LA County and federal inspectors tested 103 pieces of fish and found 74 percent were mislabeled, the most common violation found. Often times, the fish sampled was much cheaper than what is was sold for. For the first time, county inspectors have released these violations found during probes into grocery chains and well-known restaurants. Ana Garcia reports from the newsroom for the NBC4 News at 5 p.m. on Nov. 19, 2012.
Major supermarkets, restaurants and wholesalers that sell fish across Los Angeles County have been accused of violating labeling requirements, listing the wrong country of origin, and, in one case, making up a species.
LA County and federal inspectors tested 103 pieces of fish and found 74 percent were mislabeled, the most common violation found. Often times, the fish sampled was much cheaper than what is was sold for.
"This is the first time the county has made it public," said Mike Antonovich, LA County Board of Supervisors
The joint investigation uncovered dozens of violations from when the fish is caught to when it is consumed. The Seafood Task Force Survey documents markets inspected from May to August 2012.
Violations were found at the following major grocery chains and restaurants:
There were no violations reported for the fish bought at Whole Foods, Gladstone’s and Red Lobster.
The Lobster in Santa Monica was accused of serving imitation crab and imitations abalone. Restaurant heads contend they never served abalone, and they “don’t use any imitation crab.”
Roy’s Restaurant at 800 S. Figueroa St. was accused of substituting the Tai Seabeam for Tai Snapper, and improperly identifying their country of origin.
Restaurant manager Matt Vega said Roy’s doesn’t list countries of origin, so he was "confused" over how they could misrepresent a field they don’t divuldge.
"To my knowledge everything on our menu is clearly labeled and up to date," Vega said.

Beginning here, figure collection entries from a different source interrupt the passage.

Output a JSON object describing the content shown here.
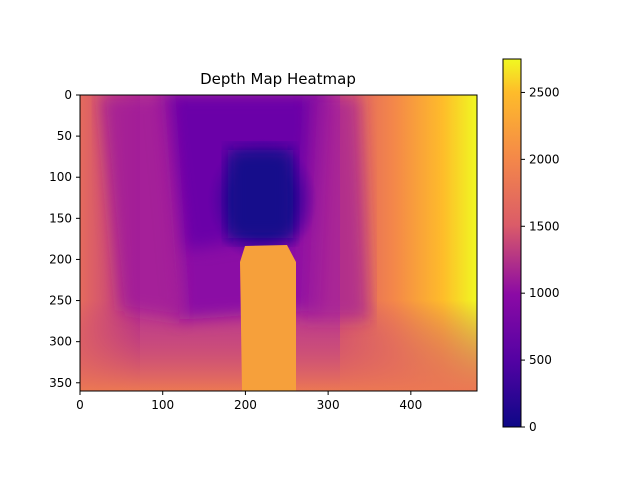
{
  "chart_data": {
    "type": "heatmap",
    "title": "Depth Map Heatmap",
    "xlabel": "",
    "ylabel": "",
    "xlim": [
      0,
      480
    ],
    "ylim": [
      360,
      0
    ],
    "x_ticks": [
      0,
      100,
      200,
      300,
      400
    ],
    "y_ticks": [
      0,
      50,
      100,
      150,
      200,
      250,
      300,
      350
    ],
    "colormap": "plasma",
    "colorbar": {
      "range": [
        0,
        2750
      ],
      "ticks": [
        0,
        500,
        1000,
        1500,
        2000,
        2500
      ]
    },
    "depth_samples": [
      {
        "x": 20,
        "y": 20,
        "value": 1650
      },
      {
        "x": 60,
        "y": 40,
        "value": 1350
      },
      {
        "x": 130,
        "y": 30,
        "value": 900
      },
      {
        "x": 200,
        "y": 60,
        "value": 600
      },
      {
        "x": 215,
        "y": 130,
        "value": 120
      },
      {
        "x": 280,
        "y": 60,
        "value": 800
      },
      {
        "x": 340,
        "y": 100,
        "value": 1250
      },
      {
        "x": 400,
        "y": 150,
        "value": 1900
      },
      {
        "x": 460,
        "y": 200,
        "value": 2650
      },
      {
        "x": 140,
        "y": 220,
        "value": 850
      },
      {
        "x": 320,
        "y": 250,
        "value": 1000
      },
      {
        "x": 230,
        "y": 270,
        "value": 2200
      },
      {
        "x": 40,
        "y": 320,
        "value": 1900
      },
      {
        "x": 420,
        "y": 330,
        "value": 2000
      }
    ],
    "gradient_stops": [
      {
        "value": 0,
        "color": "#0d0887"
      },
      {
        "value": 500,
        "color": "#5302a3"
      },
      {
        "value": 1000,
        "color": "#8b0aa5"
      },
      {
        "value": 1500,
        "color": "#db5c68"
      },
      {
        "value": 2000,
        "color": "#f48849"
      },
      {
        "value": 2500,
        "color": "#febc2a"
      },
      {
        "value": 2750,
        "color": "#f0f921"
      }
    ]
  }
}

"There is only one fish on the entire menu that actually says where it’s from, which is our Scuna Bay Salmon, which actually tells you which farm it’s from," he added. "The rest of them all have descriptions of the actual items but there is actually no countries listed on the entire menu."
Vega said if a customer wanted to know where their fish originated, which changes often, the chef would be able to let them know.
Located at 848 N. La Cienega Blvd., Asakuma Rice is accused of substituting Escolar for White Tune, a type of fish, experts say, doesn’t even exist.
"We don’t sell escolar here," said Ige, manager of Asakuma Rice. "We don’t have lobster here. We do use crawfish."
The restaurant is also accused of substituting crawfish for lobster. The eatery would not declare that they use lobster.
Maki Yaki in Venice has been accused of substituting tilapia for red snapper. The restaurant’s manager said a health inspector alerted them to the mislabeling. When asked for clarification, the restaurant’s fish purveyor "said they don’t carry that anymore and now they only carry tilapia."
"We changed it, because every time we would purchase it at the fish market they would label it as red snapper," the manager said.
The Get Garcia team first reported the problem of mislabeling last month. During that investigation, fish samples were DNA tested then the results were matched against the fishes’ labels.
That test along with one conducted by the nonprofit group Oceana found problems with mislabeling. Now, the government has confirmation with its own results.
Gavin Gibbons, of the National Fisheries Institute, said he is pleased the county is
"taking proactive steps to stamp out seafood fraud. It is disappointing that the Seafood Task Force reports a large number of mislabeled samples."